September 14 2025
Grenay est la deuxième commune traitée dans le cadre de l’étude du cadastre napoléonien de la plaine du Velin, entrepris par notre association depuis 2016. Elle est située dans le département de l’Isère.
Cette commune appartient au canton d’Heyrieux.
Nous n’avons pas pu obtenir de contacts avec la mairie de Grenay. Nous avons donc utilisé le registre de l’état des sections1 présent aux archives départementales de l’Isère.

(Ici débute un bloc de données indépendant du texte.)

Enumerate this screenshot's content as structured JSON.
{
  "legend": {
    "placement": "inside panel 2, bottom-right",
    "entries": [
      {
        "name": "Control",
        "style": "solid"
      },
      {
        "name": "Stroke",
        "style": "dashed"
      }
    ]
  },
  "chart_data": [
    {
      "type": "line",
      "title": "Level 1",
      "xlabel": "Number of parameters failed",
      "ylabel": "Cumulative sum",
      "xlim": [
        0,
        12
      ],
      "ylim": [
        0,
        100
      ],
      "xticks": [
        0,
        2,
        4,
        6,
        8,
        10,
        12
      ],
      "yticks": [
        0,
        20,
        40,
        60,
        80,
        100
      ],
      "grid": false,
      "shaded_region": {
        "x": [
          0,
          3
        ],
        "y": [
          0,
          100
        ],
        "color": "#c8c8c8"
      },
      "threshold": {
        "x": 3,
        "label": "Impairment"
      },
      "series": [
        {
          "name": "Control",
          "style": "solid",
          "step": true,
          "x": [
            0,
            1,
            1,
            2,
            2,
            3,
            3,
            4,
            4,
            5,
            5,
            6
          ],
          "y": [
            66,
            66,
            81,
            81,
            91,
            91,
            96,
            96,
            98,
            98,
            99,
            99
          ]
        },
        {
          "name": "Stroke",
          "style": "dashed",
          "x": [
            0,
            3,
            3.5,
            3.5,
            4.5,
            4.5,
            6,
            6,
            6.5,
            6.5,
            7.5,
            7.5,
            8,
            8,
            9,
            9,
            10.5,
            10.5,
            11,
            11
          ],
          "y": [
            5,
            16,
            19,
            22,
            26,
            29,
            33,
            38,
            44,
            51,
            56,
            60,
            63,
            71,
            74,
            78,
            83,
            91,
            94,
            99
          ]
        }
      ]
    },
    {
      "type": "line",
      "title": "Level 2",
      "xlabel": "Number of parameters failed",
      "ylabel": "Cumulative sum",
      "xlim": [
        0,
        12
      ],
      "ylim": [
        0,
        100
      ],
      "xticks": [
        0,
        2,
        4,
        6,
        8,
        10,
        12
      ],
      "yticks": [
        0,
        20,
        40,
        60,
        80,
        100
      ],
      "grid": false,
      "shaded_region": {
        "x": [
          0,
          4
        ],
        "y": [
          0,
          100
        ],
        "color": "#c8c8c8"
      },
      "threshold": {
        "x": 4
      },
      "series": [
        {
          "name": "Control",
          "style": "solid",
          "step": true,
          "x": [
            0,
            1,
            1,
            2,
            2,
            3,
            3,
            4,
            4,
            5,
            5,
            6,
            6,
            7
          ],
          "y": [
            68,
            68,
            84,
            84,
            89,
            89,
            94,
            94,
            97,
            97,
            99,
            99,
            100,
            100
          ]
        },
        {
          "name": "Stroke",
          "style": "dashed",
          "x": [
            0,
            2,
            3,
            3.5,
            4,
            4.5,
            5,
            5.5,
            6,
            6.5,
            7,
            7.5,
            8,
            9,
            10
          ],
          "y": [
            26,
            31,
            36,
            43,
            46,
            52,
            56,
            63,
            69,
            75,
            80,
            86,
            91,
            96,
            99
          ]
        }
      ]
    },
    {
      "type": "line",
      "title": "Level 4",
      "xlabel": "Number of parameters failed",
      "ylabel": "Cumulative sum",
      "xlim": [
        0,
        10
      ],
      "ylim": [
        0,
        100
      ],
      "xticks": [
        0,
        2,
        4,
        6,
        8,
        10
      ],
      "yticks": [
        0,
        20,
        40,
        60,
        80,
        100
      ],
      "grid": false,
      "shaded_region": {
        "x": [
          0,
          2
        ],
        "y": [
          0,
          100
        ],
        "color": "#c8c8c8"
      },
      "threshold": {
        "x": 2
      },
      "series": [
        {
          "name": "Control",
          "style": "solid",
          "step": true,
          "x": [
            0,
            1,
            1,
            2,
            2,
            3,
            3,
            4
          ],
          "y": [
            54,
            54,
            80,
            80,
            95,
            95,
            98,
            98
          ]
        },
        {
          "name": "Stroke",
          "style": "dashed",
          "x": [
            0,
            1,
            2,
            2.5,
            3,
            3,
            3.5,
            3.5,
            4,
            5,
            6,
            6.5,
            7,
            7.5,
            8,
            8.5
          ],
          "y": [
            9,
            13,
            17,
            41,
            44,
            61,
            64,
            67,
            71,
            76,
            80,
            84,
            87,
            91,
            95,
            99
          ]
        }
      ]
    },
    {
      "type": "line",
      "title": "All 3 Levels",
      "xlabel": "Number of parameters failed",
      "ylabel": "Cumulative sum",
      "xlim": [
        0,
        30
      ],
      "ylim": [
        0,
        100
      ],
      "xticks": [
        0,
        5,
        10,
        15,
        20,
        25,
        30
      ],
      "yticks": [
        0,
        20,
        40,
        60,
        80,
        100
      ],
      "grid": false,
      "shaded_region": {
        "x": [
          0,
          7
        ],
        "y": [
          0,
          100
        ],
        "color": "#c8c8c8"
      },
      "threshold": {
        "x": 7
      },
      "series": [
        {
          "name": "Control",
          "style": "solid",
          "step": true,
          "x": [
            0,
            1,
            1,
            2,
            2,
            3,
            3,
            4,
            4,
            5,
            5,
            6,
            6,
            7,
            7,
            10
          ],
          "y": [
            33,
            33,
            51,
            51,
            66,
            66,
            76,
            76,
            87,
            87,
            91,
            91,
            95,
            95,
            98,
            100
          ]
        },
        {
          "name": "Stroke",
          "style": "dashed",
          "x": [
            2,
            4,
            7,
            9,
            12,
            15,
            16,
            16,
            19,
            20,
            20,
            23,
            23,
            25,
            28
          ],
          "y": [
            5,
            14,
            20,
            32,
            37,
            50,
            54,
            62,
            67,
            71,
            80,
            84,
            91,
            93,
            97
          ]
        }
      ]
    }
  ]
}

Les plans visibles sur le site des archives départementales de l’Isère ne possédaient pas la résolution nécessaire pour un traitement informatique suffisamment précis. Nous avons pu obtenir les plans numérisés en haute définition à partir de ce même service, sur une demande particulière.
https://archivesenligne1.archives-isere.fr/cadastre?arko_default_64ba4c7674c97--ficheFocus
1 6134 W 201
Sa surface, en 1810, comptait 736,3418 hectares : 720,4730 hectares correspondant à la surface cumulée des îlots et 15,8688 hectares de chemins. La précision de ces mesures provenant du registre de l’état des sections qui les mentionne. En réalité, après addition des surfaces saisies, nous obtenons 715,1759 hectares pour les surfaces d’îlots. Celle des chemins cartographiés ne peuvent pas être prises en compte, car les largeurs indiquées sur les plans ne correspondent très certainement pas à la réalité.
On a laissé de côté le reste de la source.